How much advantage do the home sides have?

HARARE - While most sport lovers have been going about their daily tasks red-eyed and bad-tempered due to lack of sleep, or their team being eliminated in the crucial round of the ongoing Fifa World Cup, I have thankfully no such trouble.

Bright eyed and bushy tailed as ever, I have been rubbing my hands together with genuine anticipation as I eagerly await the start of what promises to be two fascinating series.

I am of course referring to the five Test match series between England and India which got underway on Wednesday, as well as the three match ODI series, followed by two Test matches between Sri Lanka and South Africa.

England have found themselves on a steady free fall after the 5-0 drubbing they received at the hands of Australia earlier this year, and were then dealt another blow when they were beaten 1-0 by a plucky Sri Lankan team about three weeks ago.

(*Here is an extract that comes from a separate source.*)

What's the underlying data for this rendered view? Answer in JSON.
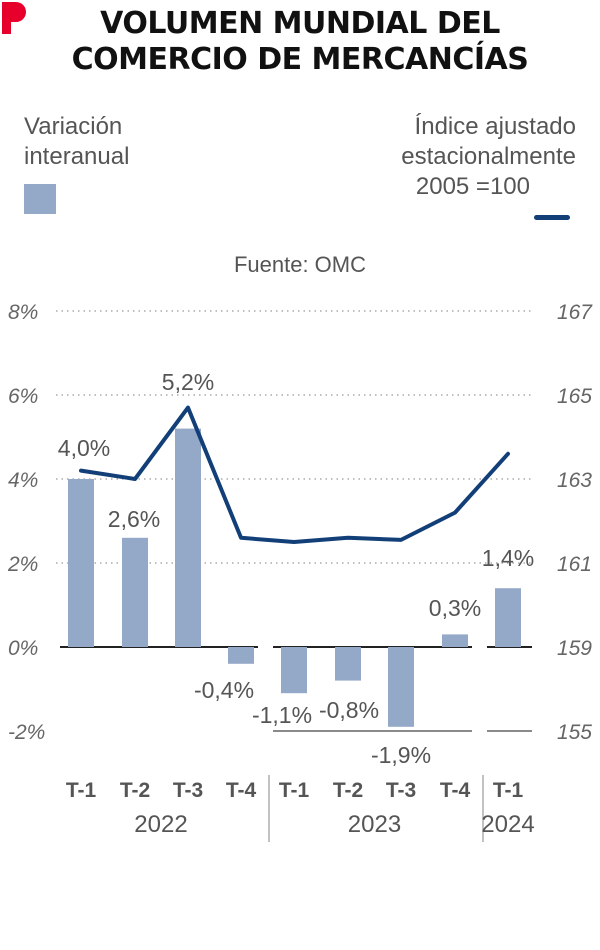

Staff change and a slump in form have left the once confident team looking like rabbits caught in the headlights of a car.

Their captain Alastair Cook has been under fire by both the media and former players for his lack of runs, and for his one dimensional captaincy which has even caused him to speak out against former Australian great Shane Warne, who has been Cook's biggest critic, saying that Warne has overstepped the line and that something needs to be done about it.

The unfortunate reality for Mr Cook is that Warne has always been a sledger...whether it was with a cricket ball in hand, or with a microphone attached to his lip-ell.

India most certainly have a point to prove- despite their impeccable record at home and indeed on the Sub continent, the glamor boys of world cricket have a shoddy away win record.

In fact, their last 14 Tests away from home have seen India draw 10 and lose four, a record that MS Dhoni says is a "area of great concern".

Surprisingly the wicket at Trent Bridge looks to be an absolute belter to bat on.

This apparently is due to the new drainage facilities that have been installed around all the major playing surfaces in England.

For some reason, it has affected the pitches, making them more batting friendly, which blunts the contest between the red ball and bat in the longer version of the game.

India's last five match test series was against the West Indies back in 2002, while England have rather recently played Australia in 10 consecutive test matches, both home and away.

Meanwhile South Africa will have their work cut out as they take on Sri Lanka in three One-Day Internationals, followed by two back-to-back Test matches.

South Africa have notoriously had problems with decent spinners, especially on the lower and slower pitches in the sub-continent.

This series has the making of being one of the highlights of the year, and it is a crying shame that it has been truncated to two Tests.

It is pretty hard to pick a definite winner in this contest, so I will be a proverbial fence sitter, and forecast a one all draw in the two Test match series.